Выбрать главу

Штефан умолк. Поднявшись, с тяжким вздохом перешел на левую сторону часовни и преклонил колена перед образом пречистой. Возбуждение и гнев, томившие его, постепенно утихли.

— Давным-давно, когда я был нищим скитальцем, — заговорил он, пристально вглядываясь в туманную даль минувшего, — мы с моим отцом Богданом Мушатом сделали однажды привал на берегу моря. Государь дал мне, несмышленому отроку, много полезных наставлений. Должно быть, бог открыл ему, что умрет насильственной смертью, и потому он повел меня в глинобитную церковку, построенную в тех пустынных местах, по которым мы скитались. Монах отслужил обедню, после чего родитель мой повелел мне преклонить колена и связал меня страшной клятвой. «Когда ты станешь господином отчины и дедины своей, — сказал отец мне, — помни, что жить тебе не вечно. В первый же день воздай хвалу Христу, а во второй обнажи меч. Ибо такова господня воля, воздвигшая Молдавское княжество».

— Государь, — молвил с легкой печалью в голосе архимандрит, — все это ты уже говорил мне, грешному, на исповедях. И я, не переставая, денно и нощно молился о ниспослании тебе победы. Господь благословляет дело, задуманное тобой. Прежде чем обрушиться на измаильтян, меч твой поразил тех жалких людишек, что не поняли исконного назначения этой земли и погрязли в разврате. Попы князя молдавского чтили одни лишь праздники; бояре князя молдавского брали дань с купцов, обирали народ, бражничали сверх меры, уводили жен и дочерей честных христиан. Ты, государь, мечом утвердил в Молдове крепкий закон, и душа моя возрадовалась. Ибо для того издревле поставлены князья, как ты изволил тут говорить. До нынешнего дня я думал, что мне говорить об этом не следует. Нынче же думаю — снят с меня запрет. И потому смиренно прошу выслушать меня. Пятнадцатилетним отроком я состоял в Сучавской митрополии. И был служкой в этой часовне. Позднее мой владыка отправил меня в Царьград в учение. А в те годы, о коих говорю, я видел господаря Александру Доброго на смертном одре. К нему вошел для совершения таинства причастия преосвященный митрополит Георгий, и вслед за ним со святыми дарами вошел и я. В палате не было никого, кроме древнего монаха, схимника по виду. Помню, был он подпоясан лыком и обут в постолы из кабаньей неочищенной шкуры. Запрятав руки в рукава рясы, он стоял, склонившись над государем. Борода доходила ему до колен. Глаз под нависшими бровями нельзя было различить. Отроков выслали из палаты. Бояр попросили оставить государя наедине со схимником.
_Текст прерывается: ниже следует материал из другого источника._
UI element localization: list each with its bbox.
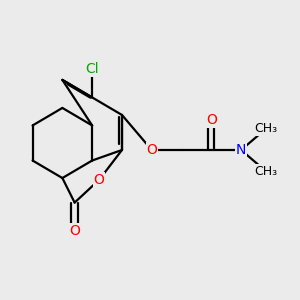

Войдя, я понял, какое дано повеление, и было отступил к двери. Но схимник обернулся ко мне, выпростал ладонь, из рукава и сделал мне знак, чтобы я остался.

— Да будет чистый отрок свидетелем, — сказал он. — Пусть услышит, запомнит и молчит, покуда господь не повелит ему заговорить. Ты уходишь, князь, в безбурную гавань, где нет земных воспоминаний, и скоро умолкнешь навеки. Я волю молчать и попу твоему (так назвал он митрополита). Впрочем, и ему недолго осталось жить; скоро последует за тобой. Пришел я потому, что прислали за мною в горы двух гонцов твоих, княже. Должно быть, ты хочешь услышать от меня, что будет завтра во владениях твоих. Покуда были у тебя силы, ты забывал об одиноких схимниках, что живут в горах. А ведь они благословили первых князей Молдовы. Теперь ты вспомнил о них. А я уже давно приглядываюсь к тебе, княже, и в моих видениях мне открываются один беды. О, Александру-водэ, ты забыл в своей гордыне и сытости, зачем вы божьим промыслом поставлены, зачем дано вам владеть сей землей. Ведь первый князь, Драгош, и второй, Богдан, были связаны великой клятвой и у них обоих на правом плече стояло огненное клеймо. И посланы они были сюда, в далекий край предгорья, защиты ради христианства.

Государь Александру-водэ сделал знак, что хочет говорить.

— Да смилуется творец над моей душой, — проговорил он. — Если я в чем повинен, отпустите мне грехи мои, освободите от вечной кары. И еще хочу знать, что будет после меня.